Dual Sovereignty: Power and Authority

            Throughout the narratives, there is a constant struggle for the seat of authority over a body of people or area of the world. These struggles of authority clash with the want and need to have power. Rene Guenon states in Spiritual Authority and Temporal Power that authority is associated with spiritual means of specific knowledge that is manifested with authority and power is temporal, in which the relationship between the two is unequal and power is inferior to the superior authority (Guenon 2001). Guenon describes power as being action and disorder that must be reestablished over time, and authority as the knowledge that maintains the order of a society.

In Max Weber’s work, The Types of Legitimate Domination, on legitimate forms of authority, he describes three types of legitimate authority – legal, traditional, and charismatic (Weber 1925). Legal is the first type in which the authority of an individual is obedient to the system.

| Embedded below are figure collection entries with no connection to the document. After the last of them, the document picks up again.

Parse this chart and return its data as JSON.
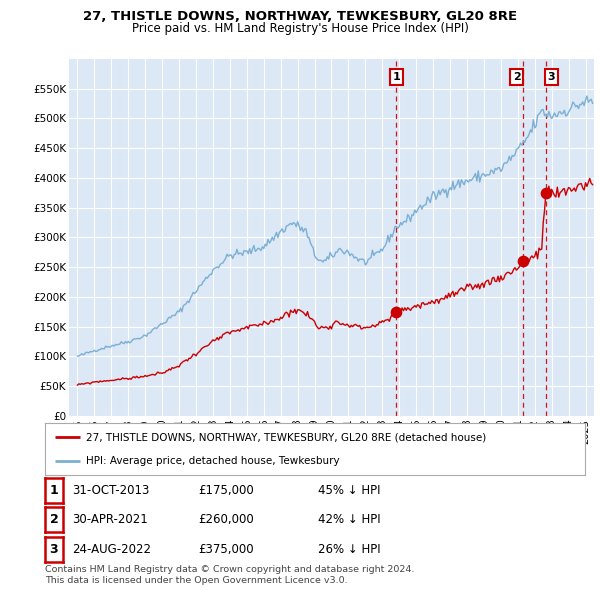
{
  "title": "27, THISTLE DOWNS, NORTHWAY, TEWKESBURY, GL20 8RE",
  "subtitle": "Price paid vs. HM Land Registry's House Price Index (HPI)",
  "legend_label_red": "27, THISTLE DOWNS, NORTHWAY, TEWKESBURY, GL20 8RE (detached house)",
  "legend_label_blue": "HPI: Average price, detached house, Tewkesbury",
  "footer1": "Contains HM Land Registry data © Crown copyright and database right 2024.",
  "footer2": "This data is licensed under the Open Government Licence v3.0.",
  "sales": [
    {
      "num": "1",
      "date": "31-OCT-2013",
      "price": "£175,000",
      "pct": "45% ↓ HPI"
    },
    {
      "num": "2",
      "date": "30-APR-2021",
      "price": "£260,000",
      "pct": "42% ↓ HPI"
    },
    {
      "num": "3",
      "date": "24-AUG-2022",
      "price": "£375,000",
      "pct": "26% ↓ HPI"
    }
  ],
  "sale_years": [
    2013.83,
    2021.33,
    2022.64
  ],
  "sale_prices": [
    175000,
    260000,
    375000
  ],
  "ylim": [
    0,
    600000
  ],
  "yticks": [
    0,
    50000,
    100000,
    150000,
    200000,
    250000,
    300000,
    350000,
    400000,
    450000,
    500000,
    550000
  ],
  "ytick_labels": [
    "£0",
    "£50K",
    "£100K",
    "£150K",
    "£200K",
    "£250K",
    "£300K",
    "£350K",
    "£400K",
    "£450K",
    "£500K",
    "£550K"
  ],
  "xlim": [
    1994.5,
    2025.5
  ],
  "color_red": "#cc0000",
  "color_blue": "#7bafd4",
  "background_color": "#dce8f5",
  "num_label_box_color": "#cc0000"
}
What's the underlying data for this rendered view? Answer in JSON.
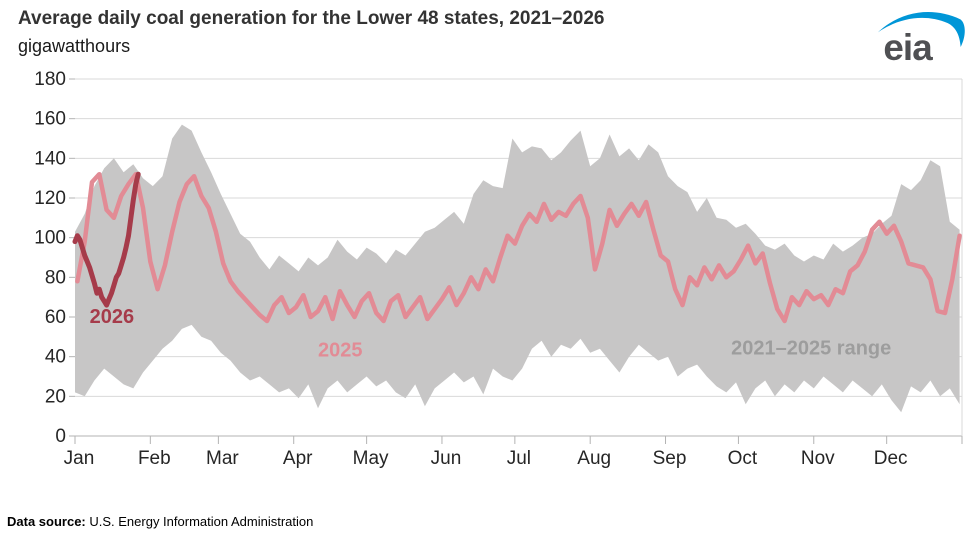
{
  "header": {
    "title": "Average daily coal generation for the Lower 48 states, 2021–2026",
    "unit_label": "gigawatthours"
  },
  "logo": {
    "text": "eia",
    "swoosh_color": "#0096d7",
    "text_color": "#4f5053"
  },
  "footer": {
    "label": "Data source:",
    "text": " U.S. Energy Information Administration"
  },
  "chart_data": {
    "type": "line",
    "title": "Average daily coal generation for the Lower 48 states, 2021–2026",
    "ylabel": "gigawatthours",
    "xlabel": "",
    "ylim": [
      0,
      180
    ],
    "ytick_step": 20,
    "yticks_displayed": [
      "180",
      "160",
      "140",
      "120",
      "100",
      "80",
      "60",
      "40",
      "20",
      "0"
    ],
    "grid": "horizontal",
    "legend_position": "inline-annotations",
    "x_months": [
      "Jan",
      "Feb",
      "Mar",
      "Apr",
      "May",
      "Jun",
      "Jul",
      "Aug",
      "Sep",
      "Oct",
      "Nov",
      "Dec"
    ],
    "month_start_days": [
      1,
      32,
      60,
      91,
      121,
      152,
      182,
      213,
      244,
      274,
      305,
      335
    ],
    "x_end_day": 366,
    "colors": {
      "band": "#c7c6c6",
      "line_2025": "#e28b95",
      "line_2026": "#a63b4a",
      "grid": "#d9d9d9",
      "axis": "#b3b3b3",
      "range_label": "#9d9d9d"
    },
    "annotations": [
      {
        "label": "2026",
        "day": 7,
        "value": 57,
        "color": "#a63b4a",
        "anchor": "start"
      },
      {
        "label": "2025",
        "day": 101,
        "value": 40,
        "color": "#e28b95",
        "anchor": "start"
      },
      {
        "label": "2021–2025 range",
        "day": 271,
        "value": 41,
        "color": "#9d9d9d",
        "anchor": "start"
      }
    ],
    "series": {
      "band_2021_2025": {
        "name": "2021–2025 range",
        "day_start": 1,
        "day_step": 4,
        "max": [
          103,
          112,
          126,
          135,
          140,
          133,
          137,
          130,
          126,
          131,
          150,
          157,
          154,
          143,
          133,
          122,
          112,
          102,
          98,
          90,
          84,
          91,
          87,
          83,
          90,
          86,
          90,
          99,
          93,
          89,
          95,
          92,
          87,
          94,
          91,
          97,
          103,
          105,
          109,
          113,
          107,
          122,
          129,
          126,
          125,
          150,
          143,
          146,
          145,
          139,
          143,
          149,
          154,
          136,
          140,
          152,
          141,
          145,
          139,
          147,
          143,
          131,
          126,
          123,
          113,
          120,
          110,
          109,
          105,
          107,
          102,
          96,
          94,
          97,
          91,
          88,
          91,
          89,
          97,
          93,
          96,
          100,
          102,
          107,
          111,
          127,
          124,
          129,
          139,
          136,
          108,
          104
        ],
        "min": [
          22,
          20,
          28,
          34,
          30,
          26,
          24,
          32,
          38,
          44,
          48,
          54,
          56,
          50,
          48,
          42,
          38,
          32,
          28,
          30,
          26,
          22,
          24,
          19,
          26,
          14,
          24,
          28,
          22,
          26,
          30,
          25,
          28,
          22,
          19,
          26,
          15,
          24,
          28,
          32,
          27,
          30,
          21,
          34,
          30,
          28,
          34,
          44,
          48,
          40,
          46,
          44,
          49,
          42,
          44,
          38,
          32,
          40,
          46,
          42,
          38,
          40,
          30,
          34,
          36,
          30,
          25,
          22,
          27,
          16,
          24,
          28,
          20,
          26,
          22,
          28,
          24,
          30,
          26,
          22,
          28,
          24,
          20,
          26,
          18,
          12,
          25,
          22,
          28,
          20,
          24,
          16
        ]
      },
      "line_2025": {
        "name": "2025",
        "day_start": 2,
        "day_step": 3,
        "values": [
          78,
          98,
          128,
          132,
          114,
          110,
          121,
          127,
          132,
          115,
          88,
          74,
          86,
          103,
          118,
          127,
          131,
          121,
          115,
          103,
          87,
          78,
          73,
          69,
          65,
          61,
          58,
          66,
          70,
          62,
          65,
          71,
          60,
          63,
          70,
          59,
          73,
          66,
          60,
          68,
          72,
          62,
          58,
          68,
          71,
          60,
          65,
          70,
          59,
          64,
          69,
          75,
          66,
          72,
          80,
          74,
          84,
          78,
          90,
          101,
          97,
          106,
          112,
          108,
          117,
          109,
          113,
          111,
          117,
          121,
          110,
          84,
          97,
          114,
          106,
          112,
          117,
          111,
          118,
          104,
          91,
          88,
          74,
          66,
          80,
          76,
          85,
          79,
          86,
          80,
          83,
          89,
          96,
          87,
          92,
          77,
          64,
          58,
          70,
          66,
          73,
          69,
          71,
          66,
          74,
          72,
          83,
          86,
          93,
          104,
          108,
          102,
          106,
          98,
          87,
          86,
          85,
          79,
          63,
          62,
          79,
          101
        ]
      },
      "line_2026": {
        "name": "2026",
        "day_start": 1,
        "day_step": 1,
        "values": [
          98,
          101,
          99,
          95,
          91,
          88,
          85,
          81,
          77,
          72,
          74,
          70,
          68,
          66,
          69,
          72,
          76,
          80,
          82,
          86,
          90,
          95,
          101,
          110,
          119,
          127,
          132
        ]
      }
    }
  }
}
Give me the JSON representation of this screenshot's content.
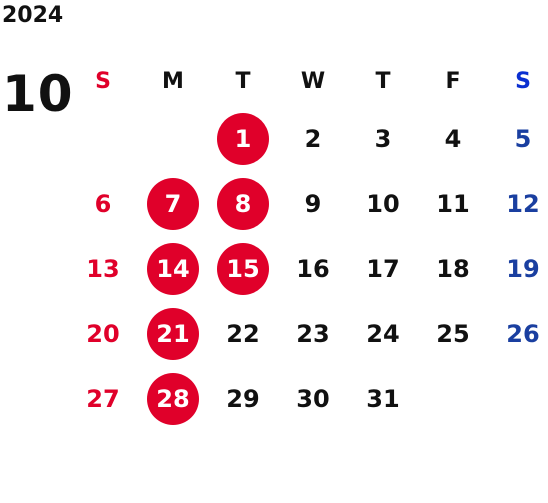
{
  "year": "2024",
  "month": "10",
  "colors": {
    "sunday": "#e0002a",
    "saturday": "#1a3fa0",
    "saturday_header": "#0b2fd1",
    "holiday_circle": "#e0002a",
    "weekday": "#111111"
  },
  "weekdays": [
    "S",
    "M",
    "T",
    "W",
    "T",
    "F",
    "S"
  ],
  "weeks": [
    [
      "",
      "",
      "1",
      "2",
      "3",
      "4",
      "5"
    ],
    [
      "6",
      "7",
      "8",
      "9",
      "10",
      "11",
      "12"
    ],
    [
      "13",
      "14",
      "15",
      "16",
      "17",
      "18",
      "19"
    ],
    [
      "20",
      "21",
      "22",
      "23",
      "24",
      "25",
      "26"
    ],
    [
      "27",
      "28",
      "29",
      "30",
      "31",
      "",
      ""
    ]
  ],
  "highlighted_days": [
    "1",
    "7",
    "8",
    "14",
    "15",
    "21",
    "28"
  ]
}
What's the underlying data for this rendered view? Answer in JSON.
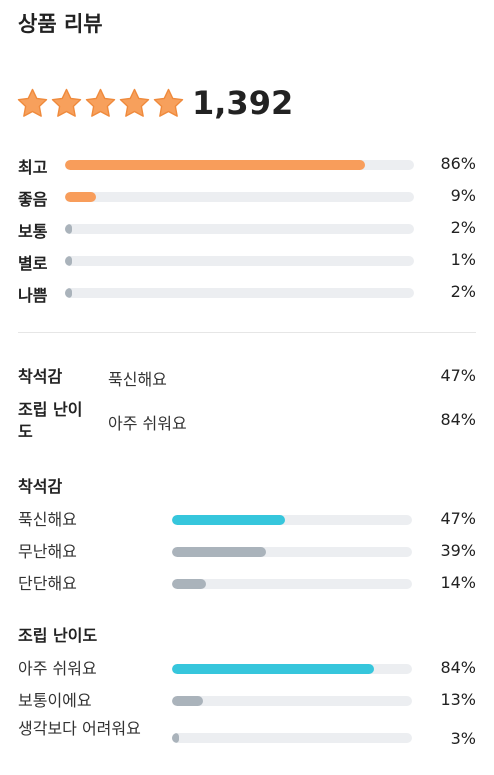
{
  "header": {
    "title": "상품 리뷰"
  },
  "summary": {
    "total_reviews": "1,392",
    "stars_filled": 5,
    "star_color": "#f7a05c",
    "star_stroke": "#ef8a3c"
  },
  "colors": {
    "rating_bar": "#f89d5b",
    "highlight_bar": "#36c6dc",
    "other_bar": "#aab3bb",
    "track": "#eceef1"
  },
  "ratings": [
    {
      "label": "최고",
      "percent": 86,
      "percent_text": "86%"
    },
    {
      "label": "좋음",
      "percent": 9,
      "percent_text": "9%"
    },
    {
      "label": "보통",
      "percent": 2,
      "percent_text": "2%"
    },
    {
      "label": "별로",
      "percent": 1,
      "percent_text": "1%"
    },
    {
      "label": "나쁨",
      "percent": 2,
      "percent_text": "2%"
    }
  ],
  "attribute_summary": [
    {
      "label": "착석감",
      "value": "푹신해요",
      "percent_text": "47%"
    },
    {
      "label": "조립 난이도",
      "value": "아주 쉬워요",
      "percent_text": "84%"
    }
  ],
  "attributes": [
    {
      "title": "착석감",
      "options": [
        {
          "label": "푹신해요",
          "percent": 47,
          "percent_text": "47%",
          "highlight": true
        },
        {
          "label": "무난해요",
          "percent": 39,
          "percent_text": "39%",
          "highlight": false
        },
        {
          "label": "단단해요",
          "percent": 14,
          "percent_text": "14%",
          "highlight": false
        }
      ]
    },
    {
      "title": "조립 난이도",
      "options": [
        {
          "label": "아주 쉬워요",
          "percent": 84,
          "percent_text": "84%",
          "highlight": true
        },
        {
          "label": "보통이에요",
          "percent": 13,
          "percent_text": "13%",
          "highlight": false
        },
        {
          "label": "생각보다 어려워요",
          "percent": 3,
          "percent_text": "3%",
          "highlight": false
        }
      ]
    }
  ]
}
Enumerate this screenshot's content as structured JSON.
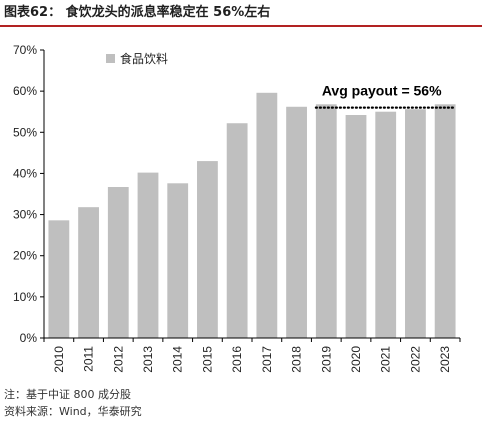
{
  "figure": {
    "title": "图表62：  食饮龙头的派息率稳定在 56%左右",
    "note": "注：基于中证 800 成分股",
    "source": "资料来源：Wind，华泰研究"
  },
  "chart_data": {
    "type": "bar",
    "categories": [
      "2010",
      "2011",
      "2012",
      "2013",
      "2014",
      "2015",
      "2016",
      "2017",
      "2018",
      "2019",
      "2020",
      "2021",
      "2022",
      "2023"
    ],
    "series": [
      {
        "name": "食品饮料",
        "values": [
          28.6,
          31.8,
          36.7,
          40.2,
          37.6,
          43.0,
          52.2,
          59.6,
          56.2,
          56.8,
          54.2,
          55.0,
          55.6,
          56.8
        ]
      }
    ],
    "ylim": [
      0,
      70
    ],
    "yticks": [
      "0%",
      "10%",
      "20%",
      "30%",
      "40%",
      "50%",
      "60%",
      "70%"
    ],
    "ytick_values": [
      0,
      10,
      20,
      30,
      40,
      50,
      60,
      70
    ],
    "legend_position": "top-left",
    "grid": false,
    "annotation": {
      "text": "Avg payout = 56%",
      "value": 56,
      "from_category": "2019",
      "to_category": "2023"
    },
    "colors": {
      "bar": "#bfbfbf",
      "axis": "#000000",
      "avg_line": "#000000"
    }
  }
}
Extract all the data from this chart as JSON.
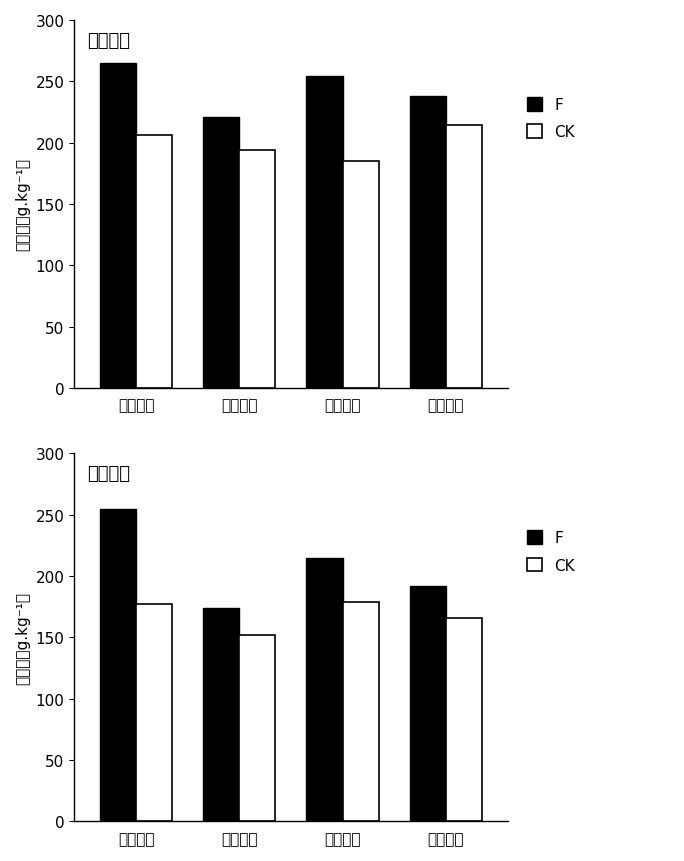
{
  "top_chart": {
    "title": "地上部分",
    "categories": [
      "重度胁迫",
      "中度胁迫",
      "轻度胁迫",
      "正常条件"
    ],
    "F_values": [
      265,
      221,
      254,
      238
    ],
    "CK_values": [
      206,
      194,
      185,
      214
    ],
    "ylabel": "砂含量（g.kg⁻¹）",
    "ylim": [
      0,
      300
    ],
    "yticks": [
      0,
      50,
      100,
      150,
      200,
      250,
      300
    ]
  },
  "bottom_chart": {
    "title": "地下部分",
    "categories": [
      "重度胁迫",
      "中度胁迫",
      "轻度胁迫",
      "正常条件"
    ],
    "F_values": [
      255,
      174,
      215,
      192
    ],
    "CK_values": [
      177,
      152,
      179,
      166
    ],
    "ylabel": "砂含量（g.kg⁻¹）",
    "ylim": [
      0,
      300
    ],
    "yticks": [
      0,
      50,
      100,
      150,
      200,
      250,
      300
    ]
  },
  "bar_width": 0.35,
  "F_color": "#000000",
  "CK_color": "#ffffff",
  "CK_edgecolor": "#000000",
  "legend_labels": [
    "F",
    "CK"
  ],
  "figure_bgcolor": "#ffffff",
  "fontsize_title": 13,
  "fontsize_tick": 11,
  "fontsize_ylabel": 11,
  "fontsize_legend": 11
}
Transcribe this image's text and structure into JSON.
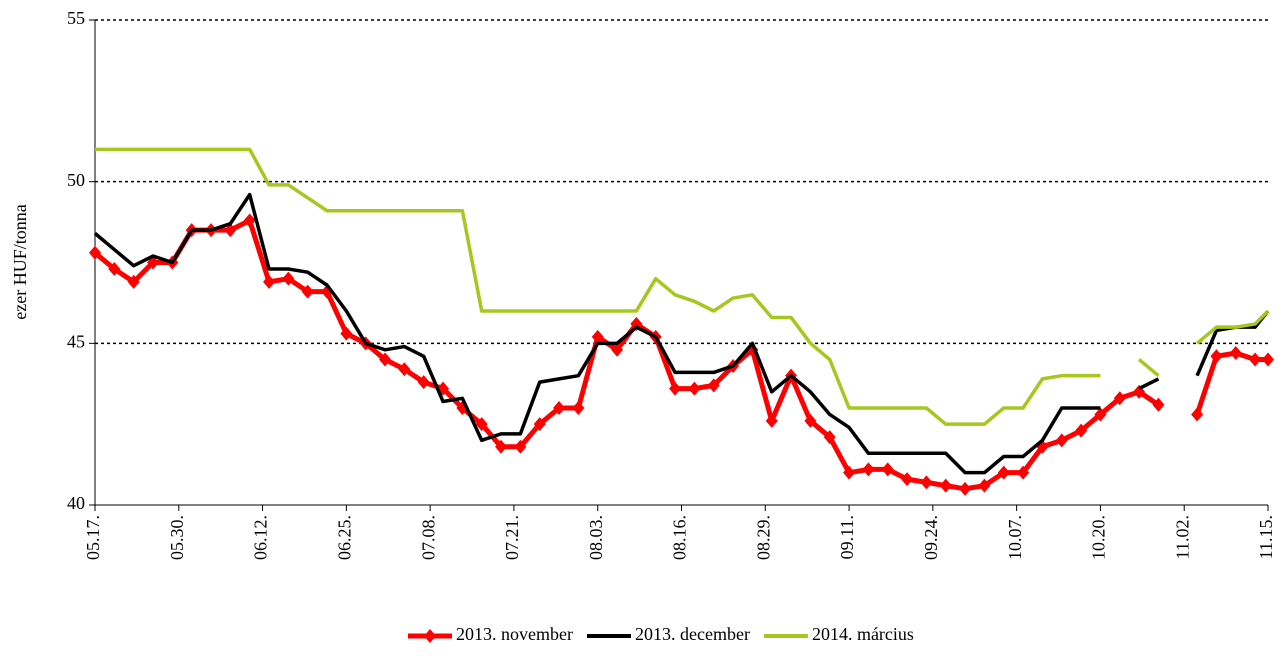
{
  "chart_data": {
    "type": "line",
    "y_label": "ezer HUF/tonna",
    "x": [
      0,
      3,
      6,
      9,
      12,
      15,
      18,
      21,
      24,
      27,
      30,
      33,
      36,
      39,
      42,
      45,
      48,
      51,
      54,
      57,
      60,
      63,
      66,
      69,
      72,
      75,
      78,
      81,
      84,
      87,
      90,
      93,
      96,
      99,
      102,
      105,
      108,
      111,
      114,
      117,
      120,
      123,
      126,
      129,
      132,
      135,
      138,
      141,
      144,
      147,
      150,
      153,
      156,
      159,
      162,
      165,
      168,
      171,
      174,
      177,
      180,
      182
    ],
    "xlim": [
      0,
      182
    ],
    "xticks": [
      {
        "value": 0,
        "label": "05.17."
      },
      {
        "value": 13,
        "label": "05.30."
      },
      {
        "value": 26,
        "label": "06.12."
      },
      {
        "value": 39,
        "label": "06.25."
      },
      {
        "value": 52,
        "label": "07.08."
      },
      {
        "value": 65,
        "label": "07.21."
      },
      {
        "value": 78,
        "label": "08.03."
      },
      {
        "value": 91,
        "label": "08.16."
      },
      {
        "value": 104,
        "label": "08.29."
      },
      {
        "value": 117,
        "label": "09.11."
      },
      {
        "value": 130,
        "label": "09.24."
      },
      {
        "value": 143,
        "label": "10.07."
      },
      {
        "value": 156,
        "label": "10.20."
      },
      {
        "value": 169,
        "label": "11.02."
      },
      {
        "value": 182,
        "label": "11.15."
      }
    ],
    "ylim": [
      40,
      55
    ],
    "yticks": [
      40,
      45,
      50,
      55
    ],
    "grid": true,
    "legend": "bottom",
    "series": [
      {
        "name": "2013. november",
        "color": "#ff0000",
        "marker": "diamond",
        "values": [
          47.8,
          47.3,
          46.9,
          47.5,
          47.5,
          48.5,
          48.5,
          48.5,
          48.8,
          46.9,
          47.0,
          46.6,
          46.6,
          45.3,
          45.0,
          44.5,
          44.2,
          43.8,
          43.6,
          43.0,
          42.5,
          41.8,
          41.8,
          42.5,
          43.0,
          43.0,
          45.2,
          44.8,
          45.6,
          45.2,
          43.6,
          43.6,
          43.7,
          44.3,
          44.8,
          42.6,
          44.0,
          42.6,
          42.1,
          41.0,
          41.1,
          41.1,
          40.8,
          40.7,
          40.6,
          40.5,
          40.6,
          41.0,
          41.0,
          41.8,
          42.0,
          42.3,
          42.8,
          43.3,
          43.5,
          43.1,
          null,
          42.8,
          44.6,
          44.7,
          44.5,
          44.5
        ]
      },
      {
        "name": "2013. december",
        "color": "#000000",
        "values": [
          48.4,
          47.9,
          47.4,
          47.7,
          47.5,
          48.5,
          48.5,
          48.7,
          49.6,
          47.3,
          47.3,
          47.2,
          46.8,
          46.0,
          45.0,
          44.8,
          44.9,
          44.6,
          43.2,
          43.3,
          42.0,
          42.2,
          42.2,
          43.8,
          43.9,
          44.0,
          45.0,
          45.0,
          45.5,
          45.2,
          44.1,
          44.1,
          44.1,
          44.3,
          45.0,
          43.5,
          44.0,
          43.5,
          42.8,
          42.4,
          41.6,
          41.6,
          41.6,
          41.6,
          41.6,
          41.0,
          41.0,
          41.5,
          41.5,
          42.0,
          43.0,
          43.0,
          43.0,
          null,
          43.6,
          43.9,
          null,
          44.0,
          45.4,
          45.5,
          45.5,
          46.0
        ]
      },
      {
        "name": "2014. március",
        "color": "#a6c81e",
        "values": [
          51.0,
          51.0,
          51.0,
          51.0,
          51.0,
          51.0,
          51.0,
          51.0,
          51.0,
          49.9,
          49.9,
          49.5,
          49.1,
          49.1,
          49.1,
          49.1,
          49.1,
          49.1,
          49.1,
          49.1,
          46.0,
          46.0,
          46.0,
          46.0,
          46.0,
          46.0,
          46.0,
          46.0,
          46.0,
          47.0,
          46.5,
          46.3,
          46.0,
          46.4,
          46.5,
          45.8,
          45.8,
          45.0,
          44.5,
          43.0,
          43.0,
          43.0,
          43.0,
          43.0,
          42.5,
          42.5,
          42.5,
          43.0,
          43.0,
          43.9,
          44.0,
          44.0,
          44.0,
          null,
          44.5,
          44.0,
          null,
          45.0,
          45.5,
          45.5,
          45.6,
          46.0
        ]
      }
    ]
  }
}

Whereas traditional, the authority of the individual is obedient to the position.  Weber discusses the third type of authority, charismatic authority as energetic and irregularity that the legal and traditional authorities lack. Charismatic relies on the obedience to a person who garners superhuman qualities “not accessible to the ordinary person, but [are] regarded as of divine origin or as exemplary” (Weber 1925). The individual is designated as a leader by their followers, but is validated as a leader by the masses that trail the charismatic leader (Weber 1925). The basis of legitimacy is based on “the conception that it is the duty of those subject to charismatic authority to recognize its genuineness and to act accordingly” (Weber 1925), not based on fixed traditions.